Wenn alles schon so perfekt läuft, muss ich als Privatinvestor dann nichts mehr unternehmen?
Von „perfekt“ sind wir wohl immer noch weit entfernt. Daher ist eine kritische Hinterfragung heute genau so wichtig wie vor 20 Jahren. Die eingeschlagene Richtung stimmt aber sicher und ich bin überzeugt, dass in den nächsten 20 Jahren noch sehr viel passieren wird.
Wie setzt Roth Gygax & Partner AG das Thema “Nachhaltig Geld anlegen” um?

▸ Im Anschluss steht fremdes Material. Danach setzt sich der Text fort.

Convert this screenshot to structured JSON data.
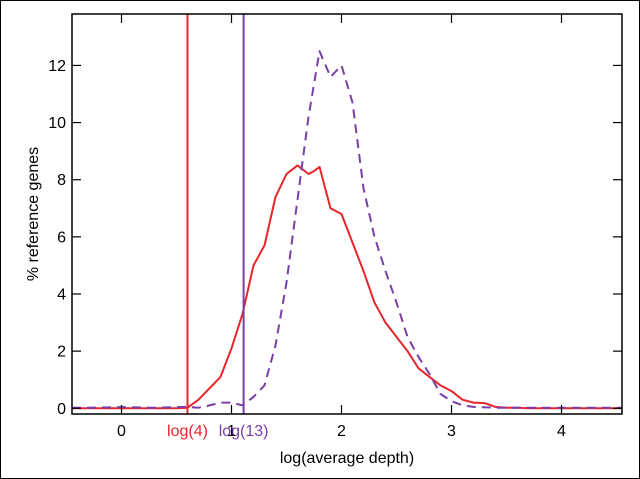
{
  "chart_data": {
    "type": "line",
    "title": "",
    "xlabel": "log(average depth)",
    "ylabel": "% reference genes",
    "xlim": [
      -0.45,
      4.55
    ],
    "ylim": [
      -0.2,
      13.8
    ],
    "xticks": [
      0,
      1,
      2,
      3,
      4
    ],
    "yticks": [
      0,
      2,
      4,
      6,
      8,
      10,
      12
    ],
    "grid": false,
    "legend": "none",
    "series": [
      {
        "color": "#e8262a",
        "dash": "solid",
        "x": [
          -0.45,
          0.5,
          0.6,
          0.7,
          0.8,
          0.9,
          1.0,
          1.1,
          1.2,
          1.3,
          1.4,
          1.5,
          1.6,
          1.7,
          1.75,
          1.8,
          1.9,
          2.0,
          2.1,
          2.2,
          2.3,
          2.4,
          2.5,
          2.6,
          2.7,
          2.8,
          2.9,
          3.0,
          3.1,
          3.2,
          3.3,
          3.4,
          3.5,
          3.6,
          3.7,
          4.55
        ],
        "y": [
          0.0,
          0.0,
          0.02,
          0.3,
          0.7,
          1.1,
          2.1,
          3.3,
          5.0,
          5.7,
          7.4,
          8.2,
          8.5,
          8.2,
          8.3,
          8.45,
          7.0,
          6.8,
          5.8,
          4.8,
          3.7,
          3.0,
          2.5,
          2.0,
          1.4,
          1.1,
          0.8,
          0.6,
          0.3,
          0.2,
          0.18,
          0.05,
          0.02,
          0.02,
          0.0,
          0.0
        ]
      },
      {
        "color": "#7a3fa6",
        "dash": "dashed",
        "x": [
          -0.45,
          -0.3,
          0.0,
          0.3,
          0.6,
          0.7,
          0.8,
          0.9,
          1.0,
          1.1,
          1.2,
          1.3,
          1.4,
          1.5,
          1.6,
          1.7,
          1.8,
          1.9,
          2.0,
          2.1,
          2.2,
          2.3,
          2.4,
          2.5,
          2.6,
          2.7,
          2.8,
          2.9,
          3.0,
          3.1,
          3.2,
          3.4,
          4.55
        ],
        "y": [
          0.02,
          0.02,
          0.04,
          0.02,
          0.05,
          0.02,
          0.1,
          0.2,
          0.2,
          0.1,
          0.4,
          0.8,
          2.2,
          4.4,
          7.3,
          10.2,
          12.5,
          11.6,
          12.0,
          10.7,
          7.7,
          6.0,
          4.8,
          3.7,
          2.5,
          1.8,
          1.2,
          0.5,
          0.25,
          0.1,
          0.05,
          0.02,
          0.02
        ]
      }
    ],
    "markers": [
      {
        "x": 0.6,
        "label": "log(4)",
        "color": "#e8262a"
      },
      {
        "x": 1.11,
        "label": "log(13)",
        "color": "#7a3fa6"
      }
    ]
  }
}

Roth Gygax & Partner AG ist ein neutraler Finanz- und Versicherungsberater. Wir haben keine eigenen Produkte oder bieten auch keine eigene Vermögensverwaltung an. Wir suchen uns immer die besten Partner am Markt aus und bieten diese Lösungen den Kunden an. Daher haben wir natürlich eine grosse Bandbreite an Lösungen. Nachhaltige Fondsanlagen, Anbieter mit hohen standardisierten Nachhaltigkeitsregelwerken und kleinere Anbieter mit sehr individuellen Lösungen.
Ihr Fazit?
Anlagen welche ethische, ökologische und soziale Standards einhalten sollen, sind komplex. Es gibt nicht viele Unternehmen, welche klar schwarz oder weiss sind. Für Anleger, welche sich sehr tief in das Thema “Nachhaltig Geld anlegen” einarbeiten gibt es eine Fülle von spezialisierten Lösungen. Wichtig ist aber festzuhalten, dass bereits bei herkömmlichen Anlagen in den letzten Jahren viel gegangen ist und somit den Anforderungen der meisten Anleger an eine nachhaltige Anlage dem Zeitgeist entsprechend gerecht werden. Schlussendlich sollen sich die Anleger ohne schlechtes Gewissen über eine hoffentlich gute Performance freuen können.
Zur Person
Stefan Walther, 45, ist seit 1991 in der Finanzwelt tätig und verfügt über viel Branchen-Know-how. Seit der Gründung 2003 der Roth Gygax & Partner AG ist er unter anderem Anlaufstelle für viele Berater, welche bei komplexen Finanz- und Pensionsplanungen eine Zweitmeinung einholen wollen. Er ist Mitglied der Geschäftsleitung und gilt als ausgewiesener Fachspezialist im Finanzbereich.